Hi :
I met some strange problem when i try to use Nutch-1.3 . i list what I did
bellow , hope there is someone can help me :
1. Operations
A.I tried to use Nutch-1.3 to crawl a web site which is protected by "Basic
HTTP authorize" , but found that the nutch did not crawled anything after it
finish running .After check the hudoop.log , I got some information bellow :
2011-09-07 04:11:37,539 WARN crawl.Generator - Generator: 0 records selected
for fetching, exiting ...
2011-09-07 04:11:37,541 INFO crawl.Crawl - Stopping at depth=1 - no more URLs
to fetch.
I tried to find answer by Google, but got no useful information.
B.So , I change the URL to a public site (such as www.yahoo.com) and run the
nutch crawl again , this time the nutch worked well - all page were crawled and
indexed into solr
2. Configurations - the only difference of configuration files for the 2
operations is :
for operationA the plugin.includes's value is
:protocol-httpclient|urlfilter-regex|parse-(html|tika|text)|index-(basic|anchor)|scoring-opic|urlnormalizer-(pass|regex|basic)

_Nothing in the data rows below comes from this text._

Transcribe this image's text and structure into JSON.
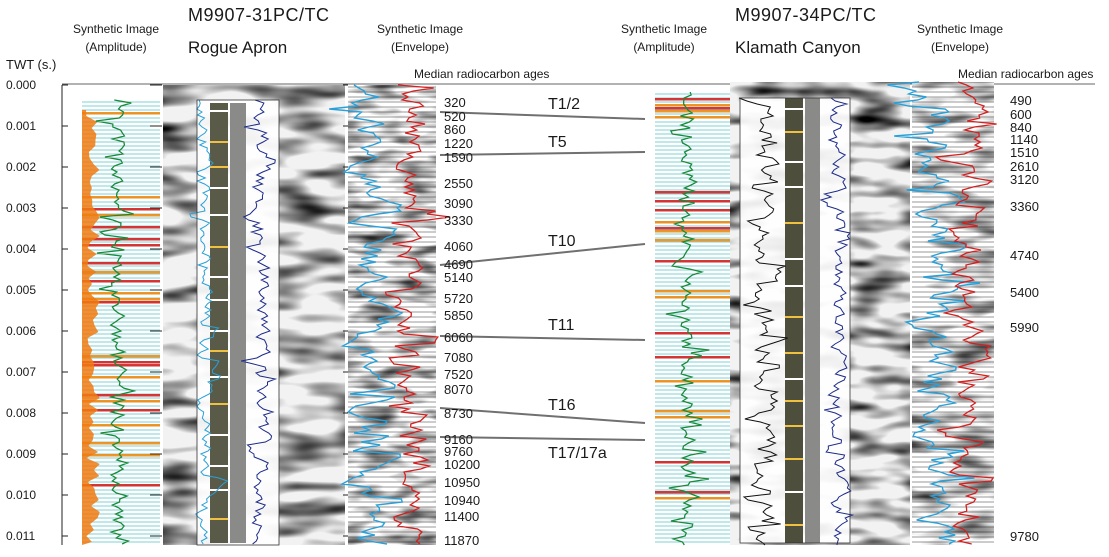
{
  "left_core": {
    "id": "M9907-31PC/TC",
    "site": "Rogue Apron",
    "amp_header": [
      "Synthetic Image",
      "(Amplitude)"
    ],
    "env_header": [
      "Synthetic Image",
      "(Envelope)"
    ],
    "ages_header": "Median radiocarbon ages",
    "ages": [
      "320",
      "520",
      "860",
      "1220",
      "1590",
      "2550",
      "3090",
      "3330",
      "4060",
      "4690",
      "5140",
      "5720",
      "5850",
      "6060",
      "7080",
      "7520",
      "8070",
      "8730",
      "9160",
      "9760",
      "10200",
      "10950",
      "10940",
      "11400",
      "11870"
    ]
  },
  "right_core": {
    "id": "M9907-34PC/TC",
    "site": "Klamath Canyon",
    "amp_header": [
      "Synthetic Image",
      "(Amplitude)"
    ],
    "env_header": [
      "Synthetic Image",
      "(Envelope)"
    ],
    "ages_header": "Median radiocarbon ages",
    "ages": [
      "490",
      "600",
      "840",
      "1140",
      "1510",
      "2610",
      "3120",
      "3360",
      "4740",
      "5400",
      "5990",
      "9780"
    ]
  },
  "axis": {
    "label": "TWT (s.)",
    "ticks": [
      "0.000",
      "0.001",
      "0.002",
      "0.003",
      "0.004",
      "0.005",
      "0.006",
      "0.007",
      "0.008",
      "0.009",
      "0.010",
      "0.011"
    ]
  },
  "events": [
    "T1/2",
    "T5",
    "T10",
    "T11",
    "T16",
    "T17/17a"
  ],
  "colors": {
    "green": "#1a8a3a",
    "blue": "#2aa0d8",
    "red": "#d42020",
    "orange": "#f08a10",
    "cyan": "#40c0c8",
    "correlation": "#707070"
  }
}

for operationB the plugin.includes's value is
:protocol-http|urlfilter-regex|parse-(html|tika|text)|index-(basic|anchor)|scoring-opic|urlnormalizer-(pass|regex|basic)A.
nutch-site.xml
<property>
<name>plugin.includes</name>
<value>protocol-httpclient|urlfilter-regex|parse-(html|tika|text)|index-(basic|anchor)|scoring-opic|urlnormalizer-(pass|regex|basic)</value>
<description></description>
</property>
B. httpclient-auth.xml
<auth-configuration>
<credentials username="user" password="password">
<default/>
</credentials>
</auth-configuration>
C. regex-urlfilter.txt
-^(file|ftp|mailto):
-\.(gif|GIF|jpg|JPG|png|PNG|ico|ICO|css|sit|eps|wmf|zip|ppt|mpg|xls|gz|rpm|tgz|mov|MOV|exe|jpeg|JPEG|bmp|BMP)$
-[?*!@=]
+.
That's all configurations and operations i used, but for the site protected by
"Basic HTTP authorize" i always got the error message .
Could someone help me on this ?
Thanks a lot ~
//BR